Tuesday, March 30, 2010

Tilapia Stuffed with Shrimp

Although this recipe calls for tilapia, any firm white fish will do, including striped bass, halibut, or flounder. We like to have peas and carrots as a side dish with this, but any of your favorite green vegetables is fine.

Ingredients:
  • 2 pounds of tilapia, cut into four serving pieces
  • 1 onion, chopped
  • 1 clove of garlic, crushed, or 1 teaspoon crushed garlic from a jar
  • 1 teaspoon crushed oregano
  • ½ teaspoon basil
  • ½ teaspoon salt
  • ½ cup of dry white wine
  • 1 small package of frozen peas and carrots

Ingredients for the shrimp stuffing:

  • 2 tablespoons flour
  • 2 tablespoons butter
  • 1 cup milk
  • 1 cup half and half
  • ½ pound of baby shrimp, or larger shrimp, chopped
  • ½ teaspoon of salt
  • ¼ cup of parsley, chopped

Garnishes:
  • Shredded lettuce
  • 1 small jar sliced green olives with pimientos
  • 1 boiled egg, chopped
  • Freshly grated black pepper

Preparation:
Put the onion, garlic, oregano, basil, salt and wine in a skillet and heat to a simmer.
Place the tilapia in the pan.
Cook the tilapia until it flakes with a fork, about ten minutes.
While the tilapia cooks, make a white sauce for the shrimp as shown in the next steps.
Place the butter in a saucepan and melt it.
Sprinkle the flour over the butter and whisk them together.
Slowly add the milk a little at a time.
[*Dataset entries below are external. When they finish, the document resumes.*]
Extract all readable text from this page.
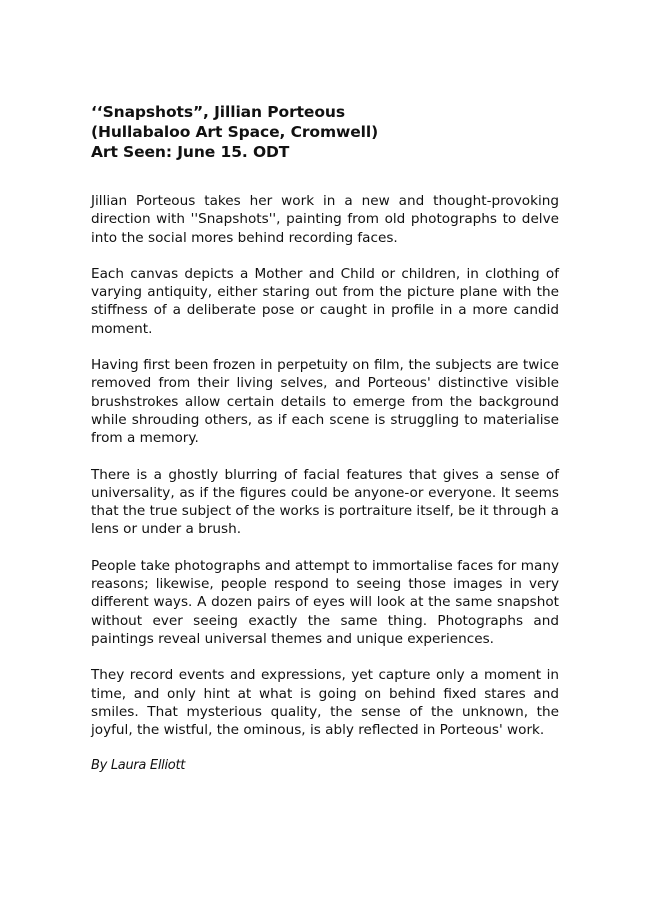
‘‘Snapshots”, Jillian Porteous
(Hullabaloo Art Space, Cromwell)
Art Seen: June 15. ODT

Jillian Porteous takes her work in a new and thought-provoking direction with ''Snapshots'', painting from old photographs to delve into the social mores behind recording faces.

Each canvas depicts a Mother and Child or children, in clothing of varying antiquity, either staring out from the picture plane with the stiffness of a deliberate pose or caught in profile in a more candid moment.

Having first been frozen in perpetuity on film, the subjects are twice removed from their living selves, and Porteous' distinctive visible brushstrokes allow certain details to emerge from the background while shrouding others, as if each scene is struggling to materialise from a memory.

There is a ghostly blurring of facial features that gives a sense of universality, as if the figures could be anyone-or everyone. It seems that the true subject of the works is portraiture itself, be it through a lens or under a brush.

People take photographs and attempt to immortalise faces for many reasons; likewise, people respond to seeing those images in very different ways. A dozen pairs of eyes will look at the same snapshot without ever seeing exactly the same thing. Photographs and paintings reveal universal themes and unique experiences.

They record events and expressions, yet capture only a moment in time, and only hint at what is going on behind fixed stares and smiles. That mysterious quality, the sense of the unknown, the joyful, the wistful, the ominous, is ably reflected in Porteous' work.

By Laura Elliott
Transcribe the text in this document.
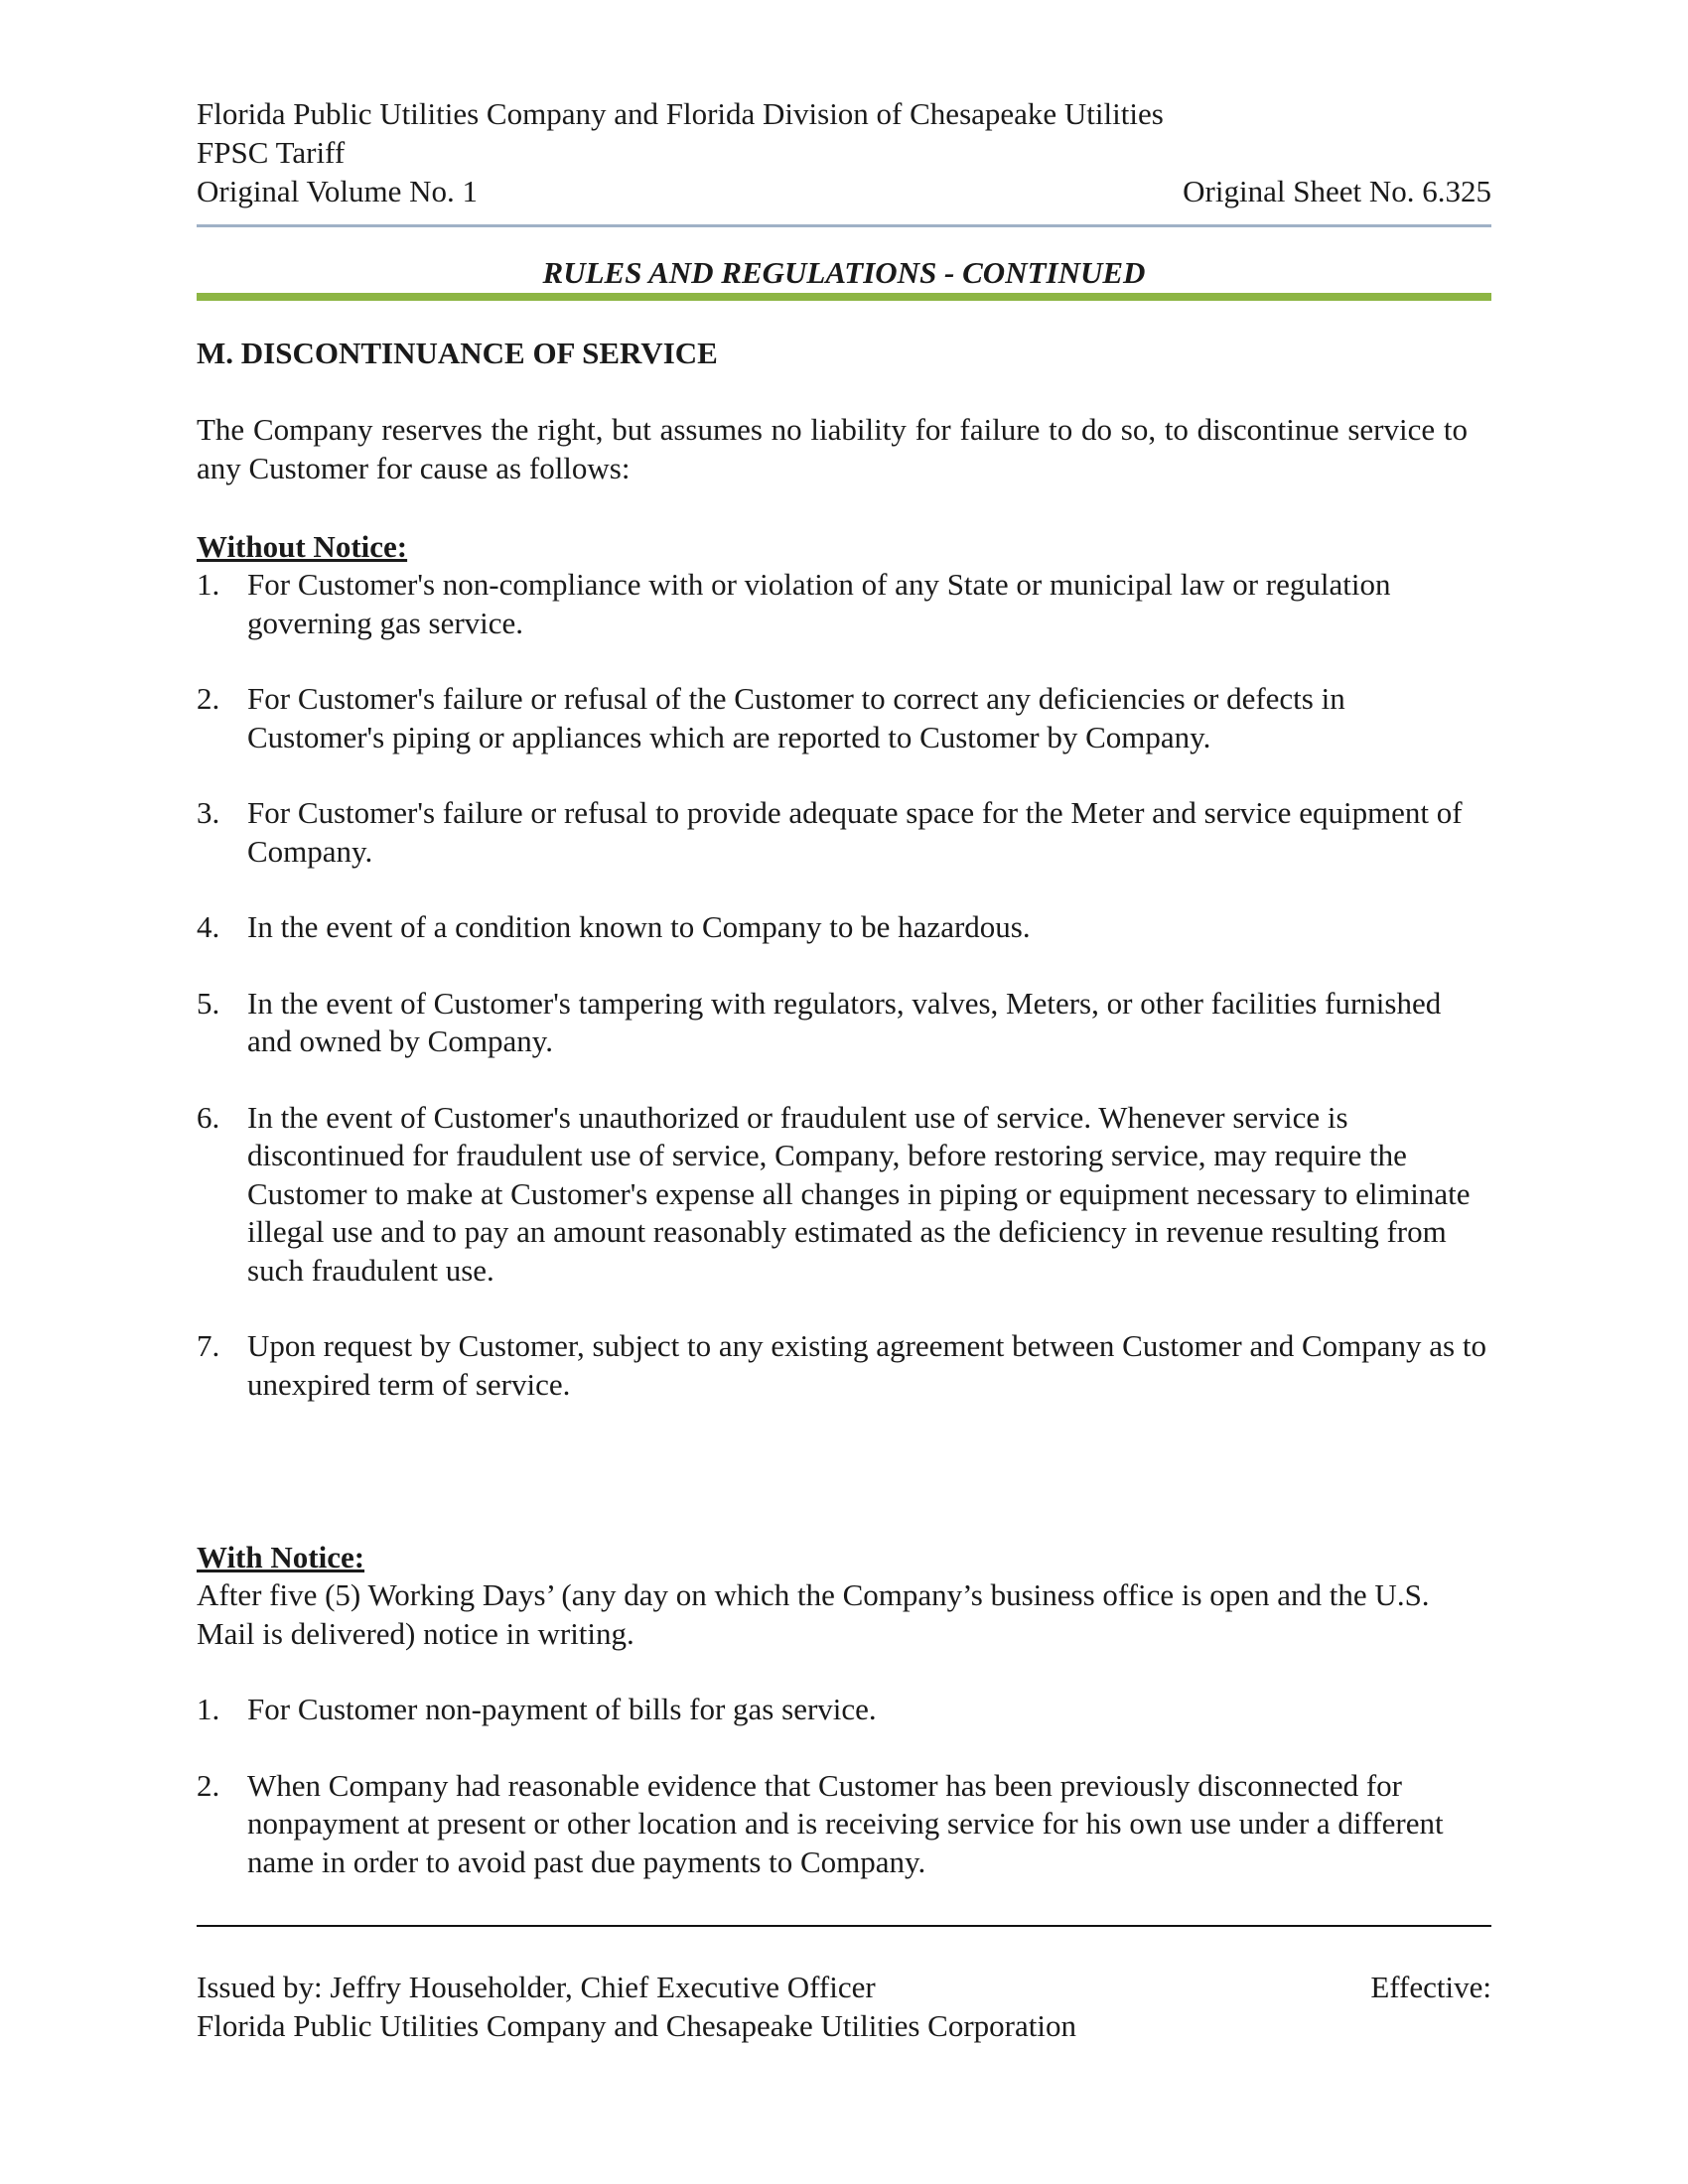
Florida Public Utilities Company and Florida Division of Chesapeake Utilities
FPSC Tariff
Original Volume No. 1	Original Sheet No. 6.325
RULES AND REGULATIONS - CONTINUED
M. DISCONTINUANCE OF SERVICE
The Company reserves the right, but assumes no liability for failure to do so, to discontinue service to any Customer for cause as follows:
Without Notice:
1. For Customer's non-compliance with or violation of any State or municipal law or regulation governing gas service.
2. For Customer's failure or refusal of the Customer to correct any deficiencies or defects in Customer's piping or appliances which are reported to Customer by Company.
3. For Customer's failure or refusal to provide adequate space for the Meter and service equipment of Company.
4. In the event of a condition known to Company to be hazardous.
5. In the event of Customer's tampering with regulators, valves, Meters, or other facilities furnished and owned by Company.
6. In the event of Customer's unauthorized or fraudulent use of service. Whenever service is discontinued for fraudulent use of service, Company, before restoring service, may require the Customer to make at Customer's expense all changes in piping or equipment necessary to eliminate illegal use and to pay an amount reasonably estimated as the deficiency in revenue resulting from such fraudulent use.
7. Upon request by Customer, subject to any existing agreement between Customer and Company as to unexpired term of service.
With Notice:
After five (5) Working Days’ (any day on which the Company’s business office is open and the U.S. Mail is delivered) notice in writing.
1. For Customer non-payment of bills for gas service.
2. When Company had reasonable evidence that Customer has been previously disconnected for nonpayment at present or other location and is receiving service for his own use under a different name in order to avoid past due payments to Company.
Issued by: Jeffry Householder, Chief Executive Officer	Effective:
Florida Public Utilities Company and Chesapeake Utilities Corporation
The sauce will be very thick and pasty.
When the sauce is whisked smoothly with no lumps, begin adding the half and half a little at a time, whisking well after each addition.
Add the salt and parsley, and stir.
Add the shrimp and stir.
Place the shredded lettuce on a plate.
Place the tilapia fillets on top of the lettuce.
Spoon the shrimp mixture on top of the tilapia.
Sprinkle green olives and chopped egg over the top.
Grate a small amount of pepper over the fish.
Cook the peas and carrots in the microwave and top with a small amount of chopped parsley. Serve it as a side vegetable dish.